Prodotti derivati : il rischio sistemico più grande di tutti i tempi

Quando assisteremo alla prossima crisi bancaria americana? Quando scoppierà una crisi sui prodotti derivati, scrive Michael Snyder sul portale d’informazione The Economic Collapse.
“Negli Stati Uniti, le banche “too big to fail” sono passate da quattro a cinque – scrive Snyder – Gli istituti finanziari che possiedono più di 40’000 miliardi di dollari di prodotti derivati possono ormai formare un quintetto. Per dare un termine di confronto, l’enorme debito degli Stati Uniti è di 17’700 miliardi di dollari. 
JP Morgan Chase
Attivi : circa 2’500 miliardi di dollari.
Esposizione ai prodotti derivati : oltre 67’000 miliardi di dollari
Citibank
Attivi : circa 1’900 miliardi di dollari
Esposizione ai prodotti derivati : circa 60’000 miliardi di dollari
Bank Of America
Attivi : circa 2’100 miliardi di dollari
Esposizione ai prodotti derivati : circa 54’000 miliardi di dollari
Morgan Stanley
Attivi : 830 miliardi di dollari
Esposizione ai prodotti derivati : 44’000 miliardi di dollari
Goldman Sachs
Attivi : 915 miliardi di dollari
Esposizione ai prodotti derivati : 54’500 miliardi di dollari
I mercati dei prodotti derivati sono complessi, opachi. Assomigliano sempre più a delle scommesse e sempre meno a investimenti.
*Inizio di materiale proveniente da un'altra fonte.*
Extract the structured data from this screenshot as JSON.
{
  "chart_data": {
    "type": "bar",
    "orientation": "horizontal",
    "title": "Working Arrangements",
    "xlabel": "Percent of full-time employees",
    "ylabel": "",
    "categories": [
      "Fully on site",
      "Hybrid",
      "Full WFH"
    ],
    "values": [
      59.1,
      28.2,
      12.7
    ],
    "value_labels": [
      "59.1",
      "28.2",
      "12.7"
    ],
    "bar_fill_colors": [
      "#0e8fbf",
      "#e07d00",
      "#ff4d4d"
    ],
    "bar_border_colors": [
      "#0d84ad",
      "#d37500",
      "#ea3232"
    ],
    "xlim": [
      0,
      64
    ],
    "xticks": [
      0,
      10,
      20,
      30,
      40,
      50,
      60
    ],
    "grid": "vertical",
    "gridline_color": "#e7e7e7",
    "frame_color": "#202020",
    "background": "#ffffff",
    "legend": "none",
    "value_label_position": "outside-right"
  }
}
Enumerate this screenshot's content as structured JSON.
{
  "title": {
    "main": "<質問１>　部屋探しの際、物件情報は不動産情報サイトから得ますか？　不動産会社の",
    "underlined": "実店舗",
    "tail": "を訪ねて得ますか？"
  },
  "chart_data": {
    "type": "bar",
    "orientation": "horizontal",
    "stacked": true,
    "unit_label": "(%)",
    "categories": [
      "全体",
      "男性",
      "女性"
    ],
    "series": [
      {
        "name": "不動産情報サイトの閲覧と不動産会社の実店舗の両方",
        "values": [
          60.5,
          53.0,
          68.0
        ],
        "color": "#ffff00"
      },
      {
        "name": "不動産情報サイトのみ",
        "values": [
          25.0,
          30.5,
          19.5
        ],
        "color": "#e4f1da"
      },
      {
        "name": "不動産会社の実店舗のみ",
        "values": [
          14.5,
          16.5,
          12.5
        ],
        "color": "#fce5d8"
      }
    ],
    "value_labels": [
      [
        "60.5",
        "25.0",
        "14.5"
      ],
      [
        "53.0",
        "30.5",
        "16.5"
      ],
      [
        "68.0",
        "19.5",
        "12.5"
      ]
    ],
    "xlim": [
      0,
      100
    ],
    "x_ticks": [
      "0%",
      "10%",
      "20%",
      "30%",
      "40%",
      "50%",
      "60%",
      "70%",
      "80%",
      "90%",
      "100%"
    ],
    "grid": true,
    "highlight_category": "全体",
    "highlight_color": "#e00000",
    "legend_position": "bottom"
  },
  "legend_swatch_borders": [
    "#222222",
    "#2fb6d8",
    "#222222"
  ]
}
Secondo il New York Times, le banche americane possiedono quasi 280’000 miliardi di dollari di prodotti derivati, anche se la crisi del 2008 ha mostrato a che punto questi prodotti siano pericolosi.
Modelli informatici di gestione del rischio dovrebbero proteggere le banche, ma questi modelli si basano su supposizioni umane. Quando si produce un evento eccezionale, come una guerra o un’epidemia, si trovano in un terreno sconosciuto.
Il problema non riguarda unicamente gli Stati Uniti. Secondo la Banca dei Regolamenti Internazionali di Basilea (la banca centrale delle banche centrali), a livello internazionale le banche possiedono prodotti derivati per circa 710’000 miliardi di dollari.
In Europa spicca la tedesca Deutsche Bank, con attivi per 552 miliardi di dollari e un’esposizione ai prodotti derivati di 75’000 miliardi di dollari.”